Opinion By: A. B. Chandler III, Attorney General; Amye L. Bensenhaver, Assistant Attorney General

Open Records Decision

This matter comes to the Attorney General on appeal from the Jefferson County Air Pollution Control District's denial of Gary Wadley's October 2, 1996, request for copies of District employees Mitzi Powell's and Jon Trout's weekly time sheets for various dates extending from April, 1996, to October, 1996. Relying on KRS 61.878(1)(a) and (j), Mr. Trout denied Mr. Wadley's request. Mr. Trout stated that the time sheets are "personal and preliminary records," and "as such, . . . are exempted under District Regulation 1.07, sections 6.3.1 and 6.3.8. . . ." It was his position that "the only final official public records are the Monthly Attendance Reports signed by the Employee, the Supervisor, and the Department Executive and forwarded by the District to the Personnel Department. " This appeal followed.
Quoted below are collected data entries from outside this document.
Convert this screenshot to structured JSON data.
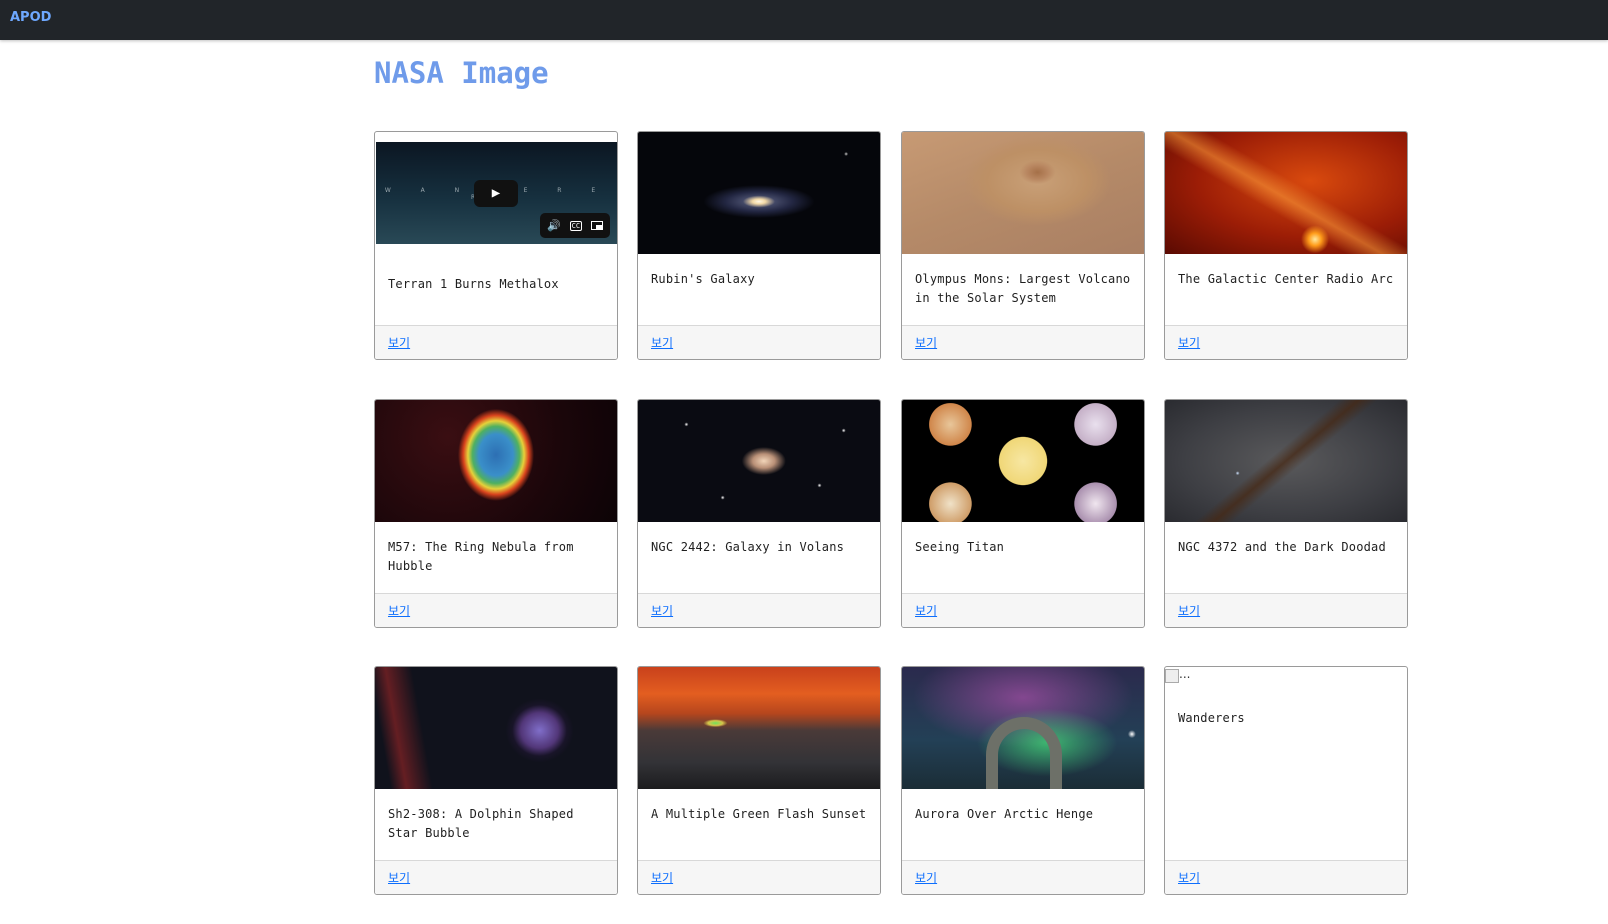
{
  "navbar": {
    "brand": "APOD"
  },
  "page": {
    "title": "NASA Image"
  },
  "cards": [
    {
      "title": "Terran 1 Burns Methalox",
      "link": "보기",
      "media": "video",
      "video_overlay_text": "W A N D E R E R S",
      "controls": [
        "volume-icon",
        "captions-icon",
        "pip-icon"
      ]
    },
    {
      "title": "Rubin's Galaxy",
      "link": "보기",
      "media": "image"
    },
    {
      "title": "Olympus Mons: Largest Volcano in the Solar System",
      "link": "보기",
      "media": "image"
    },
    {
      "title": "The Galactic Center Radio Arc",
      "link": "보기",
      "media": "image"
    },
    {
      "title": "M57: The Ring Nebula from Hubble",
      "link": "보기",
      "media": "image"
    },
    {
      "title": "NGC 2442: Galaxy in Volans",
      "link": "보기",
      "media": "image"
    },
    {
      "title": "Seeing Titan",
      "link": "보기",
      "media": "image"
    },
    {
      "title": "NGC 4372 and the Dark Doodad",
      "link": "보기",
      "media": "image"
    },
    {
      "title": "Sh2-308: A Dolphin Shaped Star Bubble",
      "link": "보기",
      "media": "image"
    },
    {
      "title": "A Multiple Green Flash Sunset",
      "link": "보기",
      "media": "image"
    },
    {
      "title": "Aurora Over Arctic Henge",
      "link": "보기",
      "media": "image"
    },
    {
      "title": "Wanderers",
      "link": "보기",
      "media": "broken-image",
      "alt": "..."
    }
  ],
  "colors": {
    "navbar_bg": "#212529",
    "brand": "#6ea8fe",
    "title": "#6f9bea",
    "link": "#0d6efd"
  }
}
In his letter of appeal, Mr. Wadley references earlier opinions of this office in which we held that refusal to disclose time sheets constitutes a violation of the Open Records Act. He notes that the weekly time sheets record specific hours worked, and contain a signature attesting to their accuracy. Examination of these records, he maintains, "is critical to the public for the determination of questionable attendance, compensatory time, vacation time, various excused and unexcused absences, and financial disbursement."
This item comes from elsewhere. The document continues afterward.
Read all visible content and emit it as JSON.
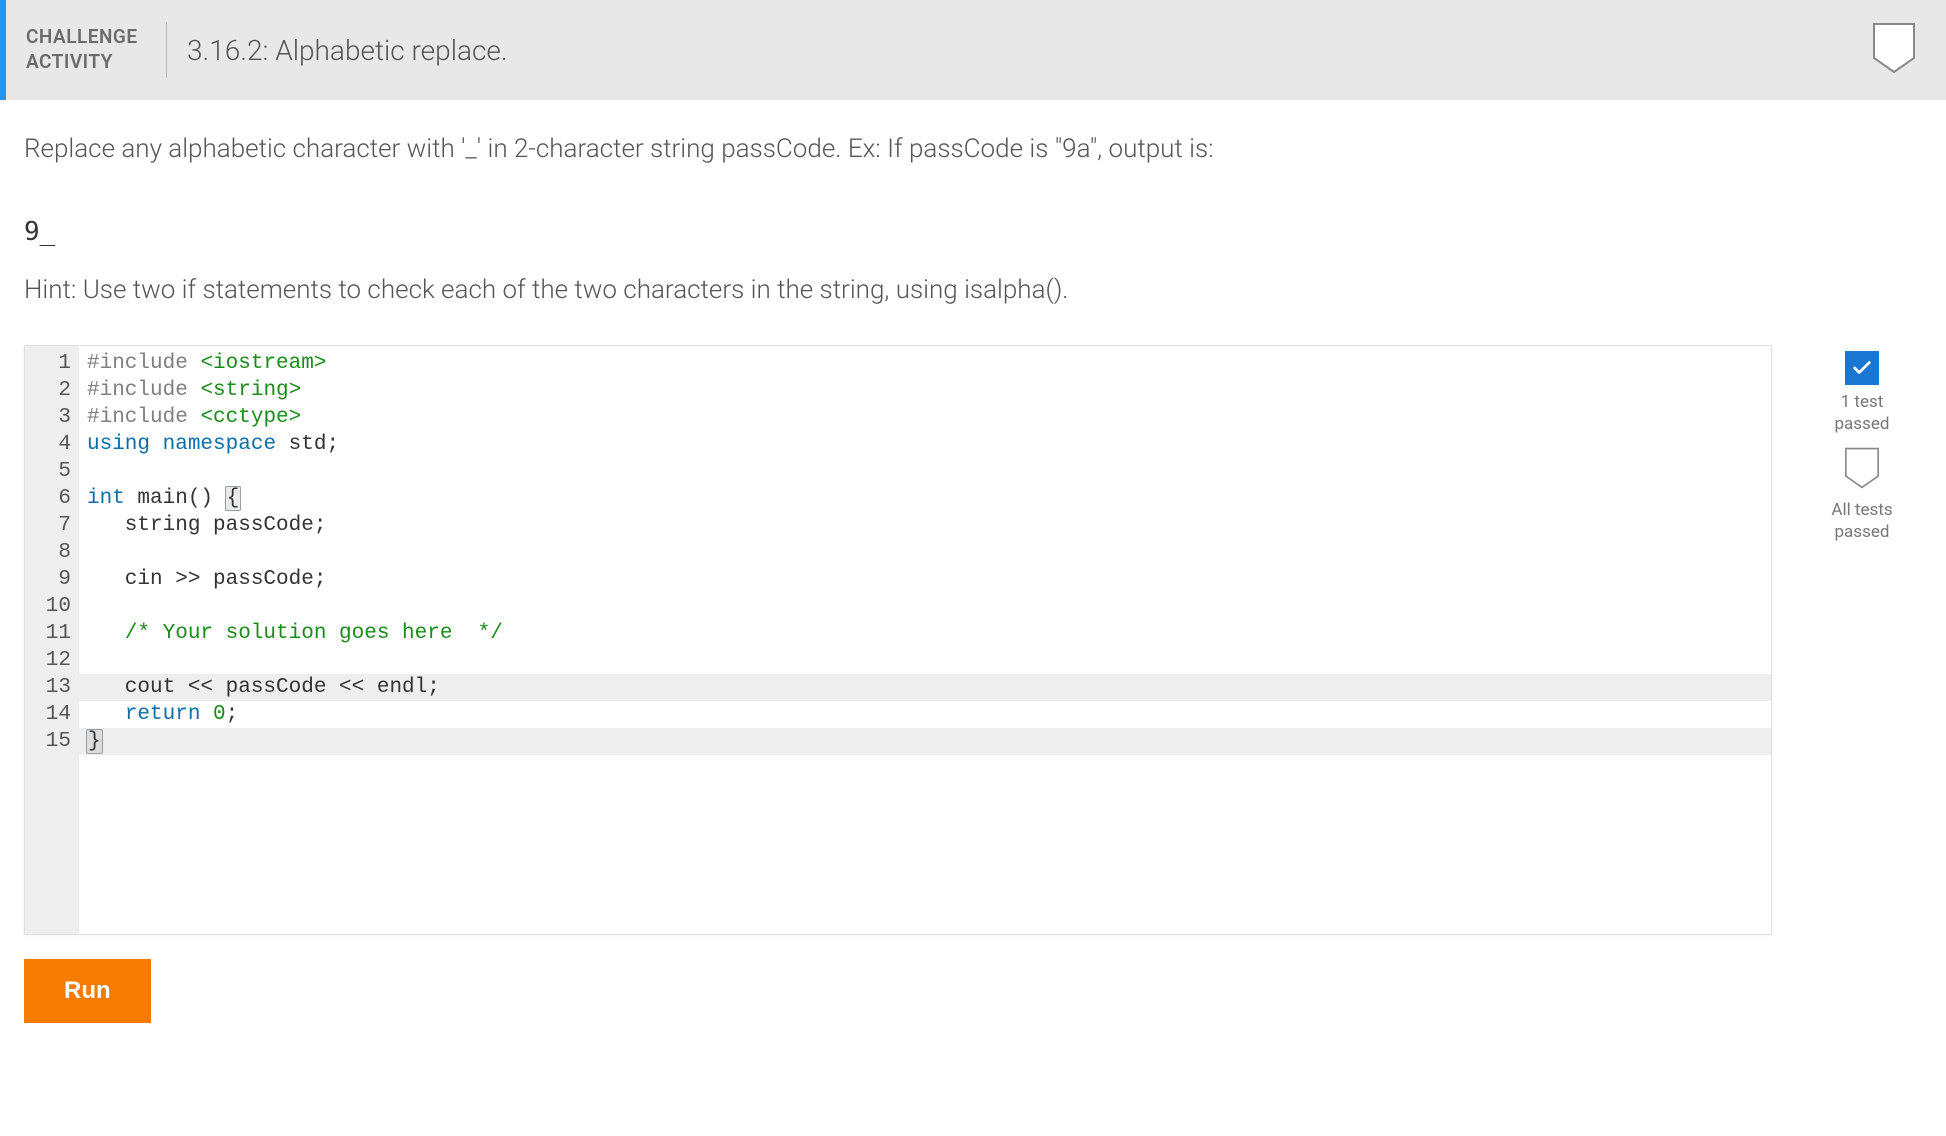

In a follow-up letter to this office, Gaylord B. Ballard, an attorney representing the Air Pollution Control District, elaborated on the District's position. His argument was premised on the notion that because the weekly time sheets are maintained only to provide information for the monthly attendance records, and are not submitted to the personnel department, or subject to a retention requirement (other than one that is self-imposed), they are unofficial and preliminary. In addition, Mr. Ballard notes that prior opinions of this office suggest that it is the "documentation that wages are based upon . . . [that are] of concern." Since monthly attendance records "confirm[] public funds expended for public service, " and the privacy rights of public employees must be recognized and afforded protection, the rights of the employees whose weekly time sheets Mr. Wadley seeks are superior to Mr. Wadley's interest in disclosure. Mr. Wadley, Mr. Ballard notes, is a disgruntled employee facing disciplinary action whose "request was a vicious personal attack . . . on Ms. Powell and Mr. Trout. . . . [and] has nothing to do with the public good or the public's right to expect the District to execute its statutory functions properly. [Citation omitted.]"
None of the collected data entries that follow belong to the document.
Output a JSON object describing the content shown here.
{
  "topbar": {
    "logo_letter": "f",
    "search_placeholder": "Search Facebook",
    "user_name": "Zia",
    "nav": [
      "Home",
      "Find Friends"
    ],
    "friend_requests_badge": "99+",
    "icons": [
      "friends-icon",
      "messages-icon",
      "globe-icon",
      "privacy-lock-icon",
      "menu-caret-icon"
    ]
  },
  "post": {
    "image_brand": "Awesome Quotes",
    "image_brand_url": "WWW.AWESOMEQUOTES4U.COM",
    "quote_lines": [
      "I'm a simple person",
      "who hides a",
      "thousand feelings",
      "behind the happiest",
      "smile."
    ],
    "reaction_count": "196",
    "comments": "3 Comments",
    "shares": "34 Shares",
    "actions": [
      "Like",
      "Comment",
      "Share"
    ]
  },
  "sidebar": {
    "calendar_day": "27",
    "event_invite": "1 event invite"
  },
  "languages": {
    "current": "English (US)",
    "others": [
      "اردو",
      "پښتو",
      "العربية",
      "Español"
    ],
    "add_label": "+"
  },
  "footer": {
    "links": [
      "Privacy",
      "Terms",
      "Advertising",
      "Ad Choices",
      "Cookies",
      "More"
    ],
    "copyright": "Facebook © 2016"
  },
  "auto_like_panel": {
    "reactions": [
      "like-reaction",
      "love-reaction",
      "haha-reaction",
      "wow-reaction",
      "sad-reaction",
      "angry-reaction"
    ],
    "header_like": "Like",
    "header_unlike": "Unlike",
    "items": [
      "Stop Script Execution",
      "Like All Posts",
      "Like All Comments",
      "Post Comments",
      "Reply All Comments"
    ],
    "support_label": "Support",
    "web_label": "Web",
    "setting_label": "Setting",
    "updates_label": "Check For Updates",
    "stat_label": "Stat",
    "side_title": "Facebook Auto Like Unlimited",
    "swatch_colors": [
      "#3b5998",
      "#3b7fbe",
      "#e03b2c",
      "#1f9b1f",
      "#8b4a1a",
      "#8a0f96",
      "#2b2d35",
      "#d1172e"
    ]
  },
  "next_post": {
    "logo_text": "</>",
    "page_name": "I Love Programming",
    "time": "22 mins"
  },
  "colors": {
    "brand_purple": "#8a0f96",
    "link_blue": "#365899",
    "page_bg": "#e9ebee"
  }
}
We are asked to determine if the Jefferson County Air Pollution Control District properly relied on KRS 61.878(1)(a) and (j) in denying Mr. Wadley's request for Mr. Trout's and Ms. Powell's weekly time sheets. For the reasons set forth below, and upon the authorities cited, we conclude that the District violated the Open Records Act in denying Mr. Wadley's request.

We begin by noting that this office does not recognize a distinction between official and unofficial, or formal and informal, time sheets. KRS 61.870(2) defines the term "public record" as:

All books, papers, maps, photographs, cards, tapes, discs, diskettes, recordings, software, or other documentation regardless of physical form or characteristics, which are prepared, owned, used, in the possession of or retained by a public agency.

Given this expansive definition, there can be little doubt that a weekly time sheet prepared by a public employee for submission to a supervisor or district director is a public record, within the meaning of KRS 61.870(2), notwithstanding the fact that there is no formal records retention requirement applicable to it, and that it does not find its way into the official personnel file maintained by the personnel department. Unless these weekly time sheets fall squarely within the parameters of one or more of the exceptions to public inspection, codified at KRS 61.878(1)(a) through (1), they are subject to public inspection.

We believe that the District's reliance on KRS 61.878(1)(j) is misplaced. That exemption authorizes the nondisclosure of:

Preliminary recommendations, and preliminary memoranda in which opinions are expressed or policies formulated or recommended[.]

KRS 61.878(1)(j) "is intended to protect the integrity of the agency's internal decision-making process by encouraging the free exchange of opinions and recommendations, " and has been interpreted to authorize the nondisclosure of preliminary recommendations of personnel within the agency. 94-ORD-132, p. 3, citing OAG 86-64, OAG 88-24, OAG 88-85, OAG 89-39, OAG 90-97. The purpose underlying the exemption is discussed at page 4 of OAG 88-85, in which this office observed:

Recommendations and opinions expressed by a subordinate to a superior should not be subject to public scrutiny. Otherwise, there would be a chilling effect upon the ability of the government to function as a system. There must be an open atmosphere among staff members whereby they may express their opinions, give recommendations and otherwise engage in a preliminary process in support of the ultimate decision-maker's final decision.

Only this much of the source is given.